So, rant aside, what is the ‘solution’?
I’ll start with what it isn’t:
- Burning them. Burning a book (unless you happen to need to do so in order to survive, of course) is just plain silly. Aside from being literally the laziest, most infantile way to address an idea one doesn’t like, book-burning is pointless. As a gesture, all burning does is fruitlessly anger ‘the other side’. The words are immortal. No-one wins.
- Finding the money to produce and distribute, like Gideons, some sort of book of ‘our own’ internationally. It’d just be too expensive and hard to organize – especially since I’m not too sure fairy stories/the false pretense of universe-saving super-charity would hold as much sway with our potential donors… And what one book, exactly?
The way to go about it, is as follows.
In a world (one would hope) of free expression, the best and only way to fight an idea is to offset it with another. Fight fire with fire. Don’t like what someone thinks? Tell them, and explain why. Speak up.
Back to the ‘marketplace of ideas’ analogy, we need to make a more public pitch. (Not that we currently aren’t making a ‘pitch’ of sorts, it’s just that – with regards to the Hotel niche – Christianity seems to be one of the only hypotheses with a finger in the pie.)

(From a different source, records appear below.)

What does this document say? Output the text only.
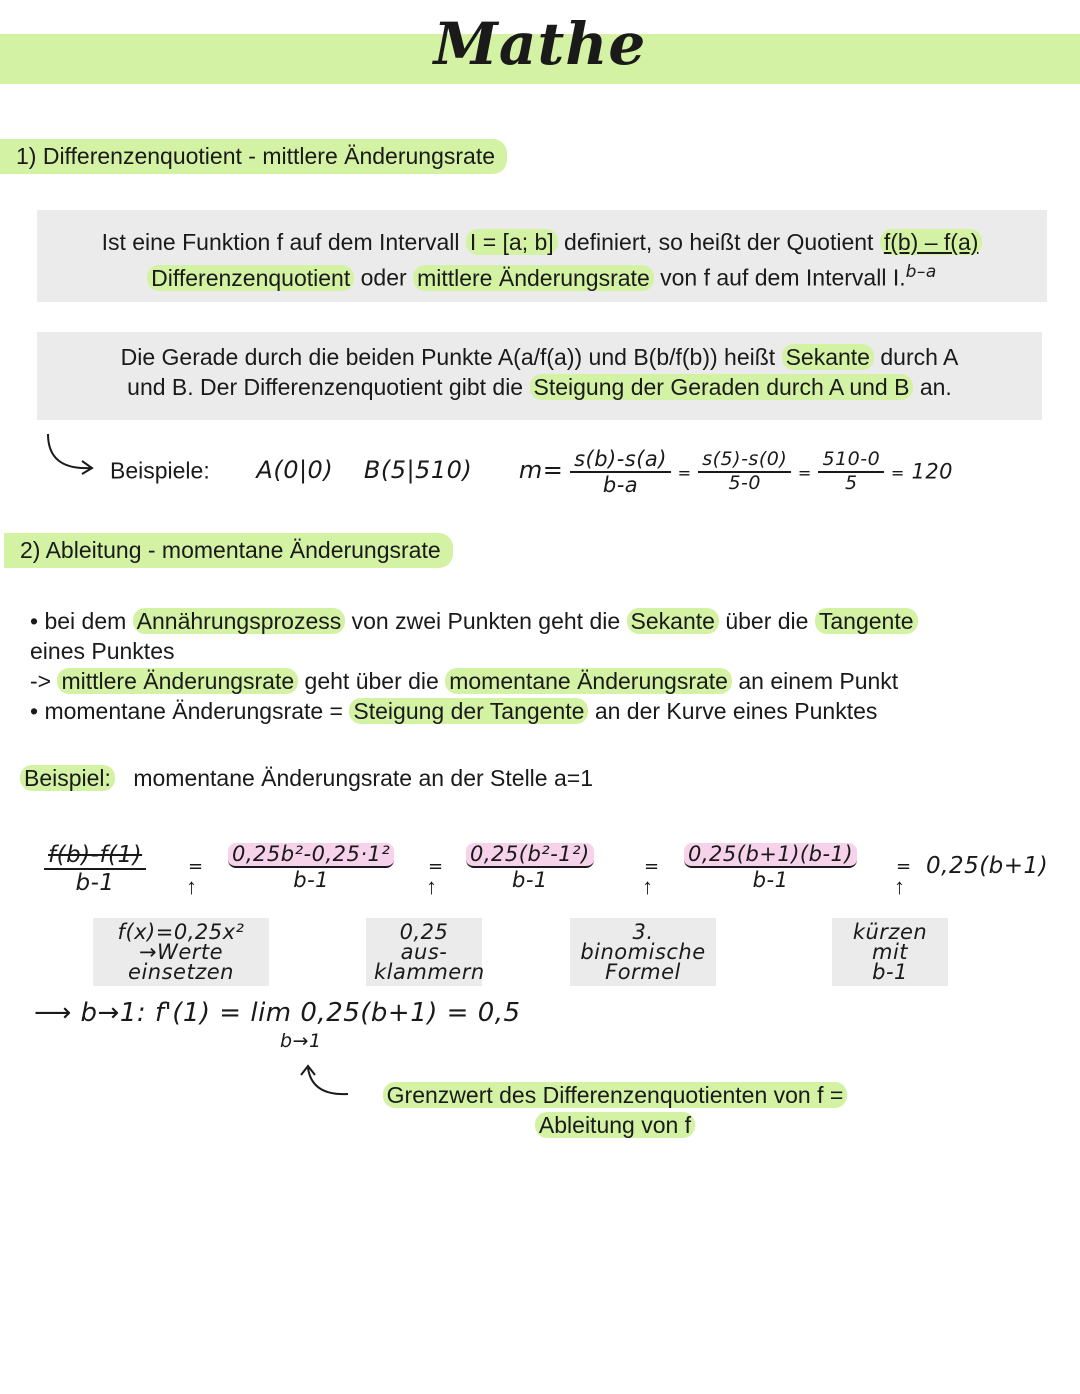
Mathe
1) Differenzenquotient - mittlere Änderungsrate
Ist eine Funktion f auf dem Intervall I = [a; b] definiert, so heißt der Quotient f(b) – f(a)
Differenzenquotient oder mittlere Änderungsrate von f auf dem Intervall I.$^{b-a}$
Die Gerade durch die beiden Punkte A(a/f(a)) und B(b/f(b)) heißt Sekante durch A
und B. Der Differenzenquotient gibt die Steigung der Geraden durch A und B an.
Beispiele: A(0|0) B(5|510) $m= \frac{s(b)-s(a)}{b-a} = \frac{s(5)-s(0)}{5-0} = \frac{510-0}{5} = 120$
2) Ableitung - momentane Änderungsrate
• bei dem Annährungsprozess von zwei Punkten geht die Sekante über die Tangente
eines Punktes
-> mittlere Änderungsrate geht über die momentane Änderungsrate an einem Punkt
• momentane Änderungsrate = Steigung der Tangente an der Kurve eines Punktes
Beispiel: momentane Änderungsrate an der Stelle a=1
$\frac{f(b)-f(1)}{b-1}$ =
↑ $\frac{\text{0,25b²-0,25·1²}}{b-1}$ =
↑ $\frac{\text{0,25(b²-1²)}}{b-1}$	=
↑ $\frac{0,25(b+1)(b-1)}{b-1}$ =
↑
0,25(b+1)
f(x)=0,25x²
→Werte einsetzen
0,25 aus-
klammern
3. binomische
Formel
kürzen mit
b-1
⟶ b→1: f'(1) = lim 0,25(b+1) = 0,5
b→1
Grenzwert des Differenzenquotienten von f =
Ableitung von f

This ‘pitch’ (yes, the metaphor’s dragging out a bit now) has to be short, memorable, and to-the-point – so I see two options:
This:
An idea: mass-produced humanistic bookmarks (for BHA members to innocently slip into hotel Bibles). Huh? Huh? @BHAhumanists @andrewcopson
—
Carnun Marcus-Page (@CarnunMP) September 12, 2013
(Optimally cheaply ‘mass-produced’, might I add.)
Or, something along the lines of actions like this – a short humanistic scribbling on the inside cover of a Hotel Bible:
@CarnunMP I've started with the inside cover: http://t.co/oM2RSfnbhy
—
Sparkle Wildfire (@SparkleWildfire) September 12, 2013
“Humanists:
- Think for themselves about what is right & wrong, based on reason & respect for others.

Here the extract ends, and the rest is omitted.